Studies that were done on Siamese crocodiles (one of the live species in the exhibit) beget shown their blood has antimicrobial peptides that could be used to develop human antibiotics, said Evon Hekkala, and a research associate at the museum's Department of Herpetology.
The indicate features several life-si
zed models,including  an 18-foot-long replica of Gomek, the biggest saltwater crocodile ever exhibited in the U.
S.
A life-sized model of 'Gomek,
or ' the largest saltwater crocodile ever exhibited in the West.
(Rebeca Ibarra / WNYC)
Museumgoers can test th
eir strength against a crocodile's crushing bite. And even learn how to speak "croc" by listening to alligator hisses,clicks and growls.

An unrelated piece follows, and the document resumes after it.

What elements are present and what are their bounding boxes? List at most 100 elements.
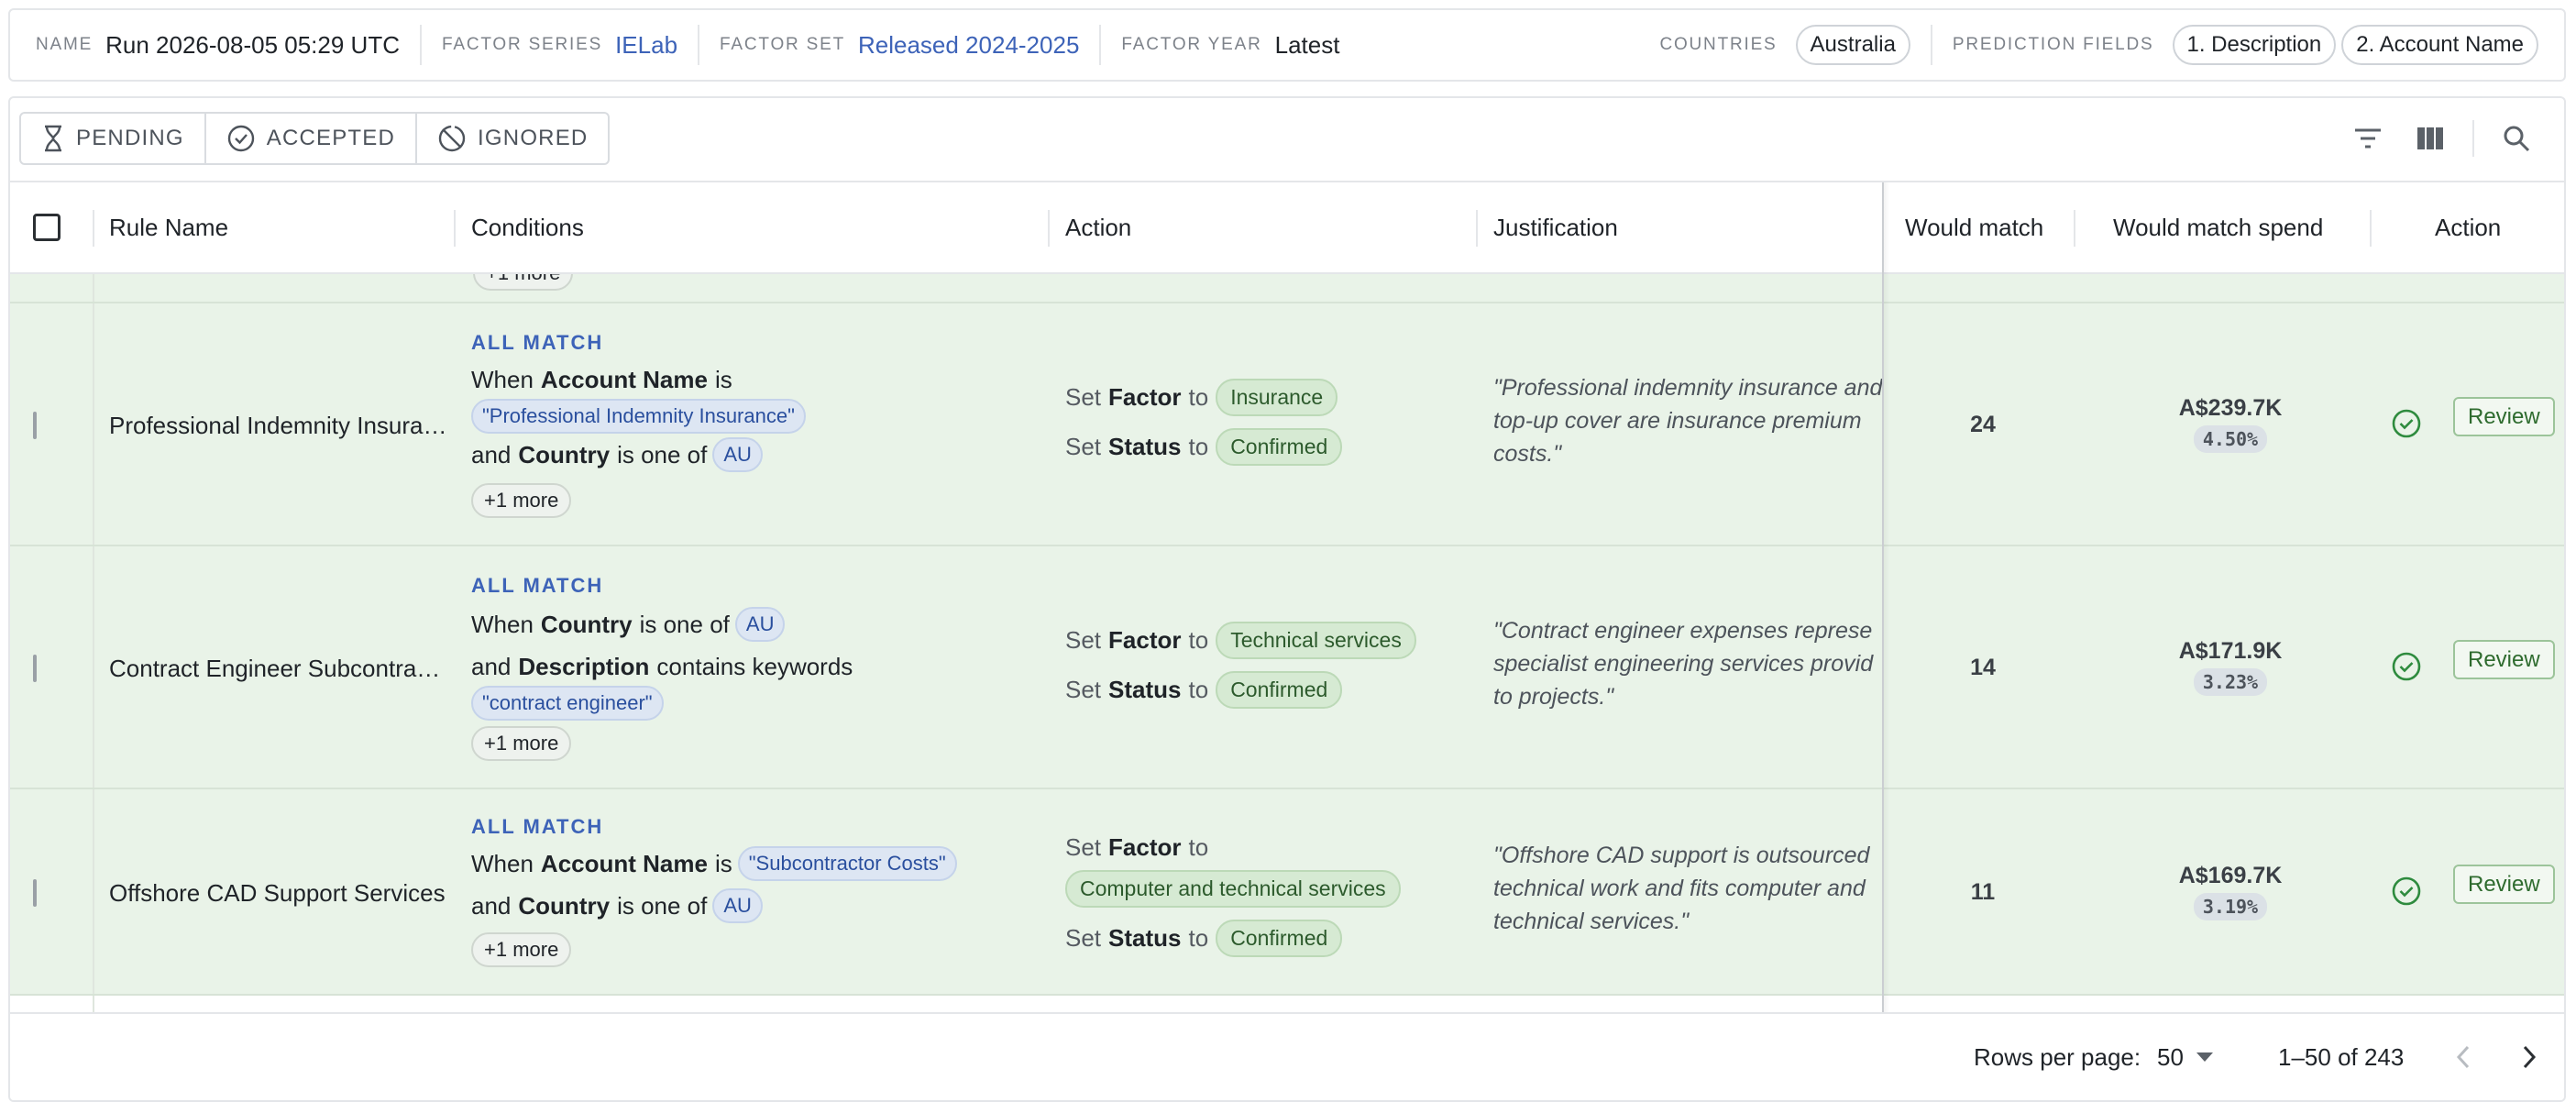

But, perhaps the indicate's main draw, and especially for kids,are the live crocodiles. The exhibit has four different species, including baby American alligators. "Even though I'm a little bit scared of like, or what's the word,reptiles, I think it's really frigid that they beget live crocodiles here, and " said 11-year-passe Ben Stern,who'd never seen a live crocodiles before.